Орла чуть откинулась назад, стараясь не показывать свое удивление. Откуда это желание? В городе ей предлагали всевозможные кружки: танцы, уроки музыки, занятия в художественной школе. Элеанор Куин никогда такое не интересовало. Ей нравилось то, что преподавали в школе, но дочь отказалась от предложения развивать способности углубленными занятиями. И сейчас… как это ужасно не вовремя.
– Бин…
– Я знаю, я знаю, о чем ты думаешь. – Элеанор Куин сунула руки под одеяло и расстроенно натянула его до подбородка. – В городе мне хватало занятий. Но здесь нужно больше дел. Я не скучаю по школе, но мне не хватает… Я всегда мечтала попробовать играть на музыкальном инструменте, но дома не было места. Я не хотела, чтобы все слышали, как я тренируюсь, если у меня будет плохо получаться. Но тут можно закрыть дверь. Мне бы очень хотелось играть на тихом инструменте, на таком, который бы никто больше не слышал… Но я не знаю, на каком.
– Ох, моя дорогая.
Элеанор Куин думала в верном направлении, она хотела извлечь максимум пользы из их нового положения – заняться здесь тем, чем не могла или не хотела там, в их квартире на Челси. Орла почувствовала, как волна стыда накрывает ее с головой: она должна была догадаться, насколько застенчива дочь, понять, что для свободы творчества ей может понадобиться личное пространство.
– Уверена, у нас получится найти кого-нибудь здесь. Папа знает школу, где преподают различные виды искусства, можно начать с этого. Мы найдем что-нибудь. И вообще, не переживай, мы никогда не станем тебя критиковать – чтобы научиться новому навыку, требуется время. Хорошо?
– Ты не злишься?
– С чего бы мне злиться?
Элеанор Куин пожала плечами:
– Мне кажется, что… наверное, я стала не такая, какой была в городе.
– У меня нет повода любить тебя меньше, чем раньше.
– Я не знала, потому что… неважно.
Орла наклонилась и поцеловала ее в лоб и в щечку.
– В том и был смысл сюда переезжать: чтобы мы все чувствовали себя иначе и стали еще ближе друг к другу. Когда мы попадаем в новое место, всегда узнаем о себе что-то новое. Все мы немножко изменились. И каждый день понемногу меняемся, правда? Учимся чему-то новому… Мы с папой тоже этого хотим: чтобы все росли и делали открытия. Так что, если ты хочешь попробовать ходить на уроки музыки сейчас, мы с папой все устроим.
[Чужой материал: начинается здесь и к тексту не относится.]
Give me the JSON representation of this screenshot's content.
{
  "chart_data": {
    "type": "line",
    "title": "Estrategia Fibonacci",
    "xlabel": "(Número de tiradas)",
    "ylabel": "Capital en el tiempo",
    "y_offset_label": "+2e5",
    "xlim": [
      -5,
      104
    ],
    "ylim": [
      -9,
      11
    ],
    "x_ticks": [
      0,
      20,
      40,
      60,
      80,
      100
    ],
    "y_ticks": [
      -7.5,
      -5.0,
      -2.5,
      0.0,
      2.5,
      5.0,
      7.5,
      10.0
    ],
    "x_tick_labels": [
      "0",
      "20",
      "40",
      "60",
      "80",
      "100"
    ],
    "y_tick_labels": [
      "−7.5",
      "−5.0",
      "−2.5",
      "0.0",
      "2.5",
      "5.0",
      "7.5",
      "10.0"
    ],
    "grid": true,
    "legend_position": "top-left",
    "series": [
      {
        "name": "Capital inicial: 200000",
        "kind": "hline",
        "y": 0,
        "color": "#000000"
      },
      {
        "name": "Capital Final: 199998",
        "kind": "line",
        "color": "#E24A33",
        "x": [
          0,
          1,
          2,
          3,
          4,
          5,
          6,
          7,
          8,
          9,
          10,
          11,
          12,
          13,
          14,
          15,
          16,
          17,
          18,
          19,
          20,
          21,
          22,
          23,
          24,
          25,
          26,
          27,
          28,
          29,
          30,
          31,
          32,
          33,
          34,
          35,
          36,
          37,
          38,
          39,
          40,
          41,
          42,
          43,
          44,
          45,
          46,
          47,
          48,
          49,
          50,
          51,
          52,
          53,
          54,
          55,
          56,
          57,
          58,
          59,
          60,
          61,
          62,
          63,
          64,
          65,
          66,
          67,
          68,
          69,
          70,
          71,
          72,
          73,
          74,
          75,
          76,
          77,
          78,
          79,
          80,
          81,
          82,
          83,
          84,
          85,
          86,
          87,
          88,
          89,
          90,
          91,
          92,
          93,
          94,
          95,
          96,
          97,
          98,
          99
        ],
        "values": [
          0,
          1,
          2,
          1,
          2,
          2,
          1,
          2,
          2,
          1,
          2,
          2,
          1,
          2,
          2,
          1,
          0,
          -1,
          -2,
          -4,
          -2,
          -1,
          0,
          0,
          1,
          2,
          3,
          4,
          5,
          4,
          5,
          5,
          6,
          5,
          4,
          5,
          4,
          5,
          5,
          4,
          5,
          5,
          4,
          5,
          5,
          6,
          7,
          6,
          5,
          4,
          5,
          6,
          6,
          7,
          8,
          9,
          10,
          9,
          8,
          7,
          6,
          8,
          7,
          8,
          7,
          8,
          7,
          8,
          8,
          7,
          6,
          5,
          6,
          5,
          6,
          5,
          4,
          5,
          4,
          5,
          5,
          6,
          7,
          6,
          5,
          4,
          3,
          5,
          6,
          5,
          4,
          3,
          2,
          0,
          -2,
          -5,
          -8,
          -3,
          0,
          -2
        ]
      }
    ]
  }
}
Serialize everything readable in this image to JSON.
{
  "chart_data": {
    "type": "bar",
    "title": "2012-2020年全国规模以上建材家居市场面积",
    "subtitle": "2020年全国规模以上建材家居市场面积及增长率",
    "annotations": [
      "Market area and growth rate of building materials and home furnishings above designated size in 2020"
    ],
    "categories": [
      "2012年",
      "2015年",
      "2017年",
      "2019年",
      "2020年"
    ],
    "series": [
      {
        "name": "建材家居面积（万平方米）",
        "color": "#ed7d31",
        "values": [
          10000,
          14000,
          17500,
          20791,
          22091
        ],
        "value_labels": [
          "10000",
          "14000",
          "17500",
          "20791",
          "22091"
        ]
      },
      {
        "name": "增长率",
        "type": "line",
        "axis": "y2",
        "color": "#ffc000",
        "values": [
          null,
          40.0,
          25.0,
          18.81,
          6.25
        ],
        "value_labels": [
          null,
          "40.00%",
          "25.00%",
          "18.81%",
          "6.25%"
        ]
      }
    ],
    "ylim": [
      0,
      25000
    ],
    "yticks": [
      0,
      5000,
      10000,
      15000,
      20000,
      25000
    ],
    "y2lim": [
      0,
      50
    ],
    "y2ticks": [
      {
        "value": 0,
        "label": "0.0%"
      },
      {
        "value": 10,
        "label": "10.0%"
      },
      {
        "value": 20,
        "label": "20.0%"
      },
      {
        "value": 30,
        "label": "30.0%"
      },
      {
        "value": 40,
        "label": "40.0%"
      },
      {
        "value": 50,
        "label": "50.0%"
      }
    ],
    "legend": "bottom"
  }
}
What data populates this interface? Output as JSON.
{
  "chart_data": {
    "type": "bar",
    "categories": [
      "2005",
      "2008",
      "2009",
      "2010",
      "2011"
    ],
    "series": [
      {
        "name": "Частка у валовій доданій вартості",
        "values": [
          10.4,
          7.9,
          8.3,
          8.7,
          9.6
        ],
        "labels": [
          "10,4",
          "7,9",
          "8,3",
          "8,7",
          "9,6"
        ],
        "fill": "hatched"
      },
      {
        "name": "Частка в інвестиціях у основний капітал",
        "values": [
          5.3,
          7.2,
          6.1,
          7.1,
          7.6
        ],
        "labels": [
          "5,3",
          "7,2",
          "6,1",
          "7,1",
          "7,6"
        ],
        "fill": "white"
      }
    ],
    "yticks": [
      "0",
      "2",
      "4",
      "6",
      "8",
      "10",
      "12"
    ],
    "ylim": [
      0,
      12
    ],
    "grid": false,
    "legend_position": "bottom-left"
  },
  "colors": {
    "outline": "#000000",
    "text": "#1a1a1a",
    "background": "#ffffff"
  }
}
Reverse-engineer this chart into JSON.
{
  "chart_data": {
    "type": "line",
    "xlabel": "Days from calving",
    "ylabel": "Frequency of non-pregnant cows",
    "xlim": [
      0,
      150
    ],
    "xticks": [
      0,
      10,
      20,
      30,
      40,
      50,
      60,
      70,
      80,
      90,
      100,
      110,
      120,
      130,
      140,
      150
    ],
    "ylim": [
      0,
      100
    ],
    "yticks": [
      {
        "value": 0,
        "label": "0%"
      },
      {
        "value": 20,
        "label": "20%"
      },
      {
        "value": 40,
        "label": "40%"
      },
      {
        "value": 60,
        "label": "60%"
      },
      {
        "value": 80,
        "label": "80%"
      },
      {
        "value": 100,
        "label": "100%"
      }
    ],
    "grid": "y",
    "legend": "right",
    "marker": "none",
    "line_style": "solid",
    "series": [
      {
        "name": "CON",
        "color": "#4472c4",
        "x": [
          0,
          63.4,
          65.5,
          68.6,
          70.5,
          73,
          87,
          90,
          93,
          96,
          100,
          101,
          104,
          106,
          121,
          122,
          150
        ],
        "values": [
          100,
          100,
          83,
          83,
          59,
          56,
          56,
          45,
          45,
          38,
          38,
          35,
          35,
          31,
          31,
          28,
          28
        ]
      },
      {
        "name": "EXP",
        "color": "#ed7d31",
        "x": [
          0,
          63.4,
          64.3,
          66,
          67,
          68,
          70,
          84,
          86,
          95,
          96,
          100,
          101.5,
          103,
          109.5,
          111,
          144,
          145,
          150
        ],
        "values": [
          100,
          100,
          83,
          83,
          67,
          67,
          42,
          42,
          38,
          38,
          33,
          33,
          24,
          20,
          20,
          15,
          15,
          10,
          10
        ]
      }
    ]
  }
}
– Мне здесь нравится… в каком-то смысле. Но мне бы хотелось… – Она не договорила свое желание и прикусила губу.
– Скажи, чего ты хочешь.
– Я бы хотела… чтобы у нас был дом с соседями. В городе. И улица, как по телевизору. С детьми на велосипедах, которые ходят друг к другу в гости поиграть.
К глазам Орлы подступили слезы. Ее дочка описала Сквиррел-Хилл, район, в котором она росла в Питтсбурге. Было как никогда ясно, что они совершили ошибку, прожив на Манхэттене так долго. У других семей получилось, но Элеанор Куин хотела – нуждалась – в чем-то другом. О чем ей никогда не хватало смелости сказать вслух. Может быть, в тот первый день, когда они переехали, то, на что смотрела Элеанор Куин во дворе, не напугало ее, а разбило ей сердце. Никаких соседей. Никаких людей. От одной крайности к другой.
Из глаза Орлы скатилась слеза: она не могла обещать дочке такой район, какой та хотела. Может, они с Шоу только притворялись, что вовлекают своих детей в процесс принятия решений? Если бы они спросили: «Вы хотите переехать в собственный дом с большим двором, где будет много деревьев?», что бы они услышали на самом деле?